Coronavirus, Protezione Civile: i dati in diretta del 26 marzo 2020 ore 18.00 [VIDEO]

Diretta conferenza stampa della Protezione Civile del 26 marzo h. 18,00. Nuovi aggiornamenti sul coronavirus in Italia. 62.013 i malati, 10.361 le persone guarite.

Sono complessivamente 62.013 i malati di coronavirus in Italia, con un incremento rispetto a ieri di 4.492. E’ l’ultimo bollettino illustrato in conferenza stampa dalla Protezione Civile alla quale anche oggi non è presente Angelo Borrelli, a causa di uno stato febbrile. Sono 10.361 le persone guarite in Italia dopo aver contratto il coronavirus, 999 in più di ieri. Ieri l’aumento dei guariti era stato di 1.036. 
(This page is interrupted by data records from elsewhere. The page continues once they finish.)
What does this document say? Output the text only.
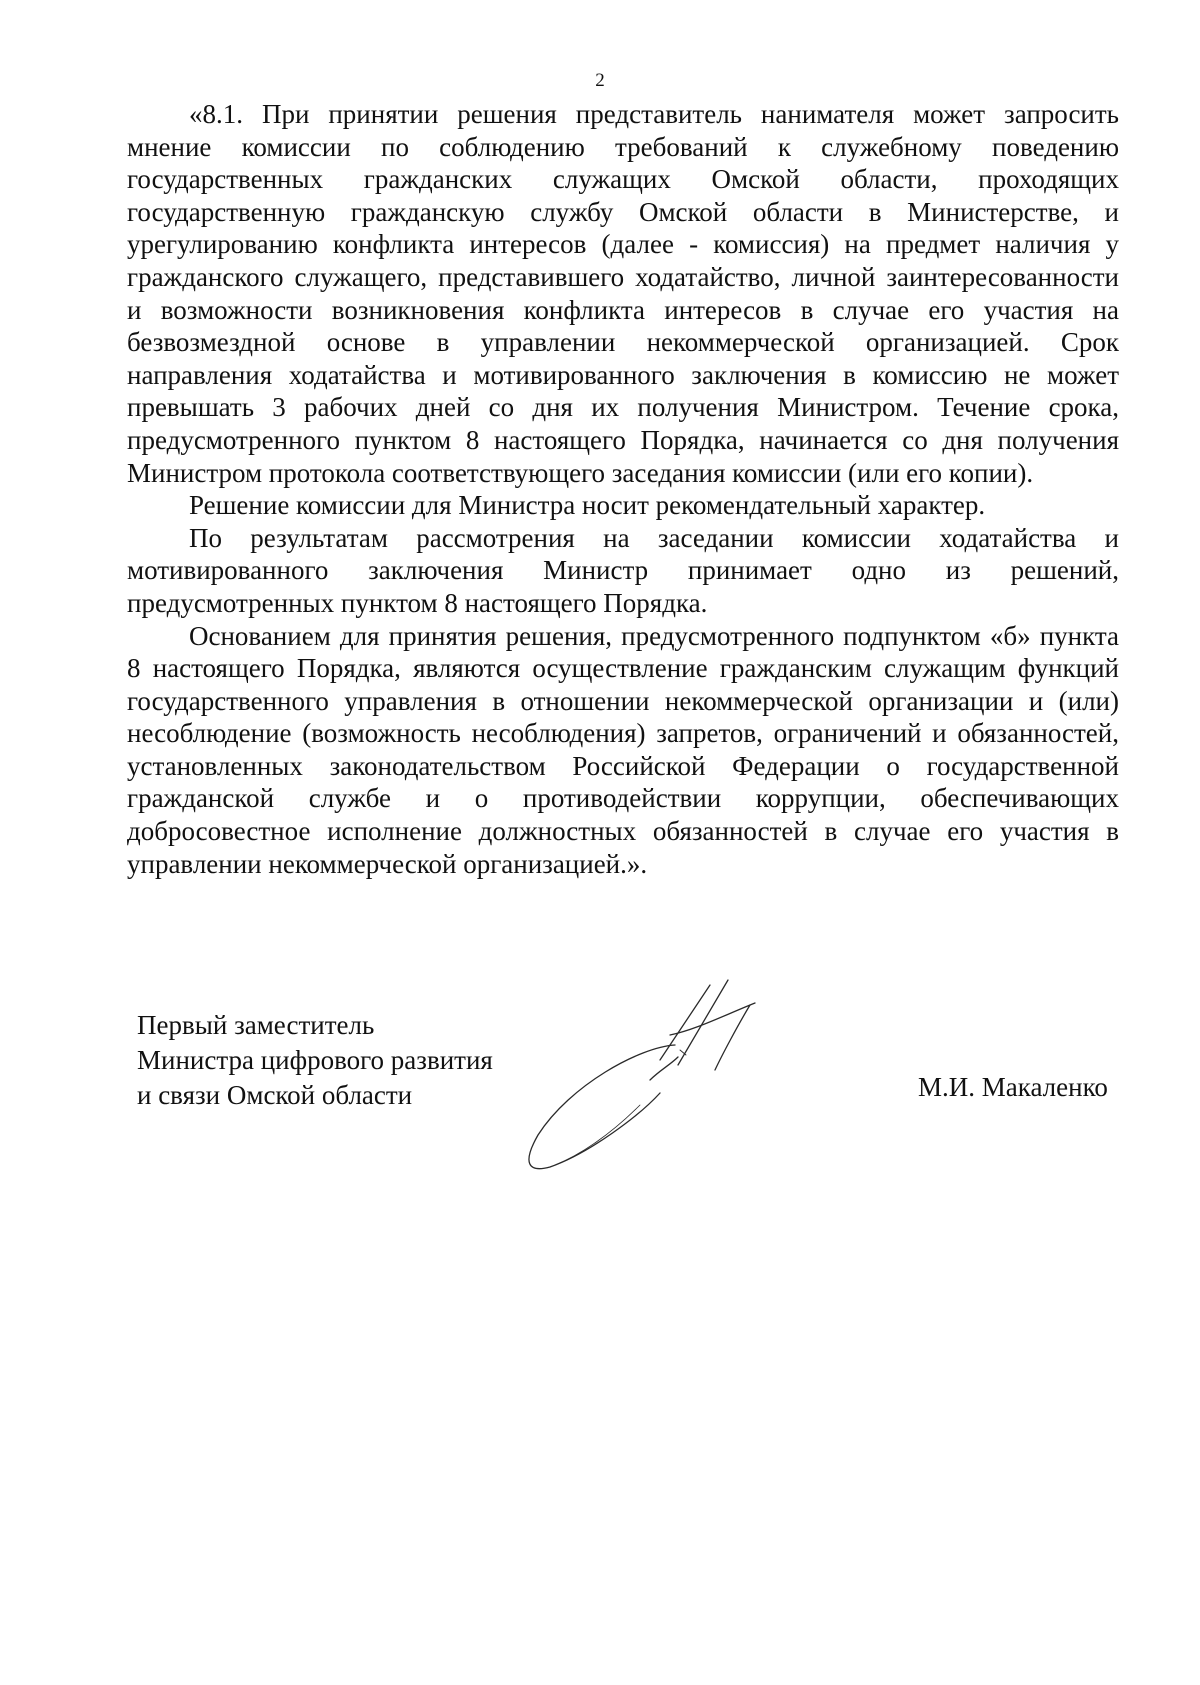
2

«8.1. При принятии решения представитель нанимателя может запросить мнение комиссии по соблюдению требований к служебному поведению государственных гражданских служащих Омской области, проходящих государственную гражданскую службу Омской области в Министерстве, и урегулированию конфликта интересов (далее - комиссия) на предмет наличия у гражданского служащего, представившего ходатайство, личной заинтересованности и возможности возникновения конфликта интересов в случае его участия на безвозмездной основе в управлении некоммерческой организацией. Срок направления ходатайства и мотивированного заключения в комиссию не может превышать 3 рабочих дней со дня их получения Министром. Течение срока, предусмотренного пунктом 8 настоящего Порядка, начинается со дня получения Министром протокола соответствующего заседания комиссии (или его копии).

Решение комиссии для Министра носит рекомендательный характер.

По результатам рассмотрения на заседании комиссии ходатайства и мотивированного заключения Министр принимает одно из решений, предусмотренных пунктом 8 настоящего Порядка.

Основанием для принятия решения, предусмотренного подпунктом «б» пункта 8 настоящего Порядка, являются осуществление гражданским служащим функций государственного управления в отношении некоммерческой организации и (или) несоблюдение (возможность несоблюдения) запретов, ограничений и обязанностей, установленных законодательством Российской Федерации о государственной гражданской службе и о противодействии коррупции, обеспечивающих добросовестное исполнение должностных обязанностей в случае его участия в управлении некоммерческой организацией.».

Первый заместитель
Министра цифрового развития
и связи Омской области	М.И. Макаленко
Sono 8.165 i morti in Italia a causa del coronavirus, con un aumento rispetto a ieri di 662. 

Mercoledì l’incremento era stato di 3.491. Il numero complessivo dei contagiati – comprese le vittime e i guariti – ha raggiunto i 80.539. Il dato è stato fornito dalla Protezione Civile.
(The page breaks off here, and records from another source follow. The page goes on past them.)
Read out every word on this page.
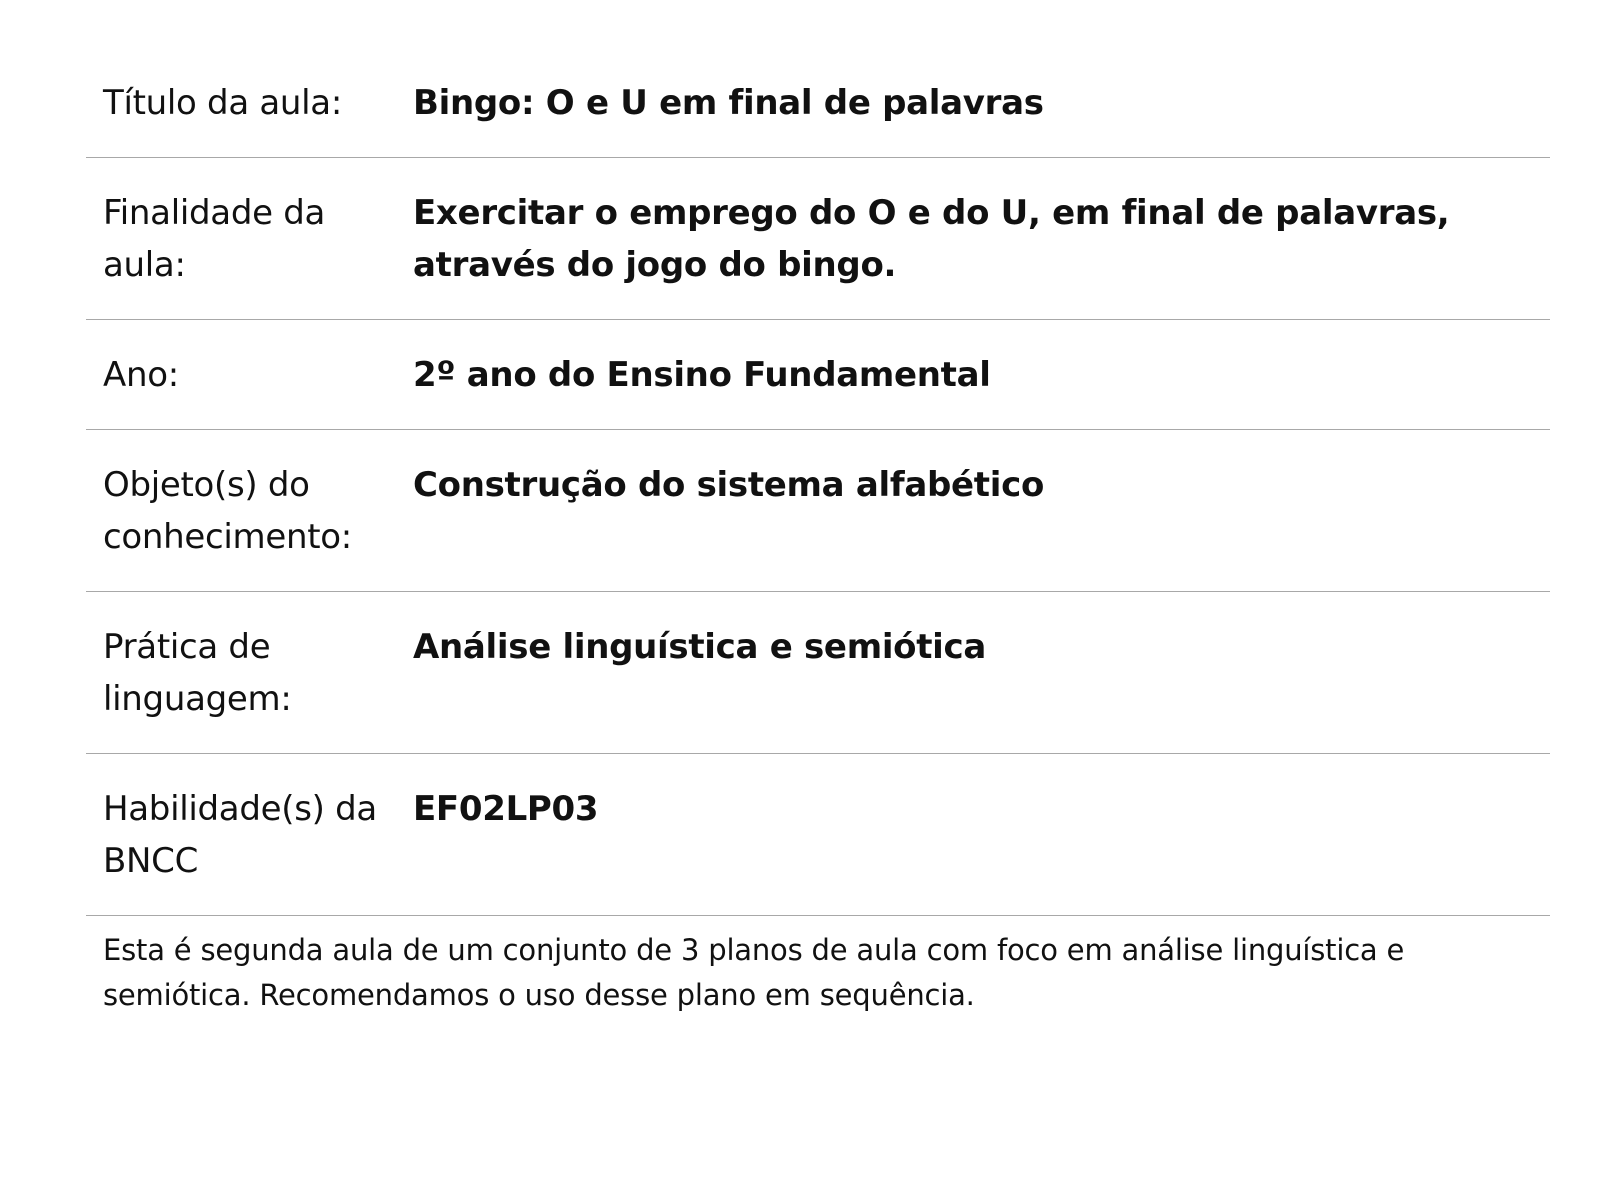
Título da aula:	Bingo: O e U em final de palavras
Finalidade da aula:
Exercitar o emprego do O e do U, em final de palavras, através do jogo do bingo.
Ano:	2º ano do Ensino Fundamental
Objeto(s) do conhecimento:
Construção do sistema alfabético
Prática de linguagem:
Análise linguística e semiótica
Habilidade(s) da BNCC
EF02LP03
Esta é segunda aula de um conjunto de 3 planos de aula com foco em análise linguística e semiótica. Recomendamos o uso desse plano em sequência.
Dopo quattro giorni di calo, risale la curva dei contagi per coronavirus in Italia.

Non migliora la situazione dei contagi in Lombardia. E’ di 2.500 persone l’aumento nell’ultima giornata. Il Comune di Milano ferma le cremazioni per coloro che sono deceduti in città ma non sono residenti e questo a causa della “saturazione” dovuta all’emergenza Coronavirus dell’impianto di cremazione di Lambrate. La misura, come si legge in una determina pubblicata nell’albo pretorio del Comune, sarà in vigore dal 29 marzo.

Situazione in Campania

In merito alle dichiarazioni rilasciate agli organi di stampa del Presidente della Regione Campania Vincenzo De Luca, è opportuno precisare che – contrariamente a quanto da lui sostenuto – sono stati consegnati, alla Regione Campania, fino ad oggi, circa un milione di dispositivi. Nel dettaglio, si tratta 788.600 mila mascherine, circa 99mila ffp2 e ffp3, 109mila guanti in lattice, oltre 3000 dispositivi – tra camici chirurgici, copriscarpe e visiere di protezione – e 15 ventilatori per terapia intensiva e sub-intensiva.

È in corso un lavoro incessante che, anche grazie all’approvazione del Decreto “Cura Italia”, sta dando segnali di risposta concreta anche in termini quantitativi che aumenteranno giorno dopo giorno.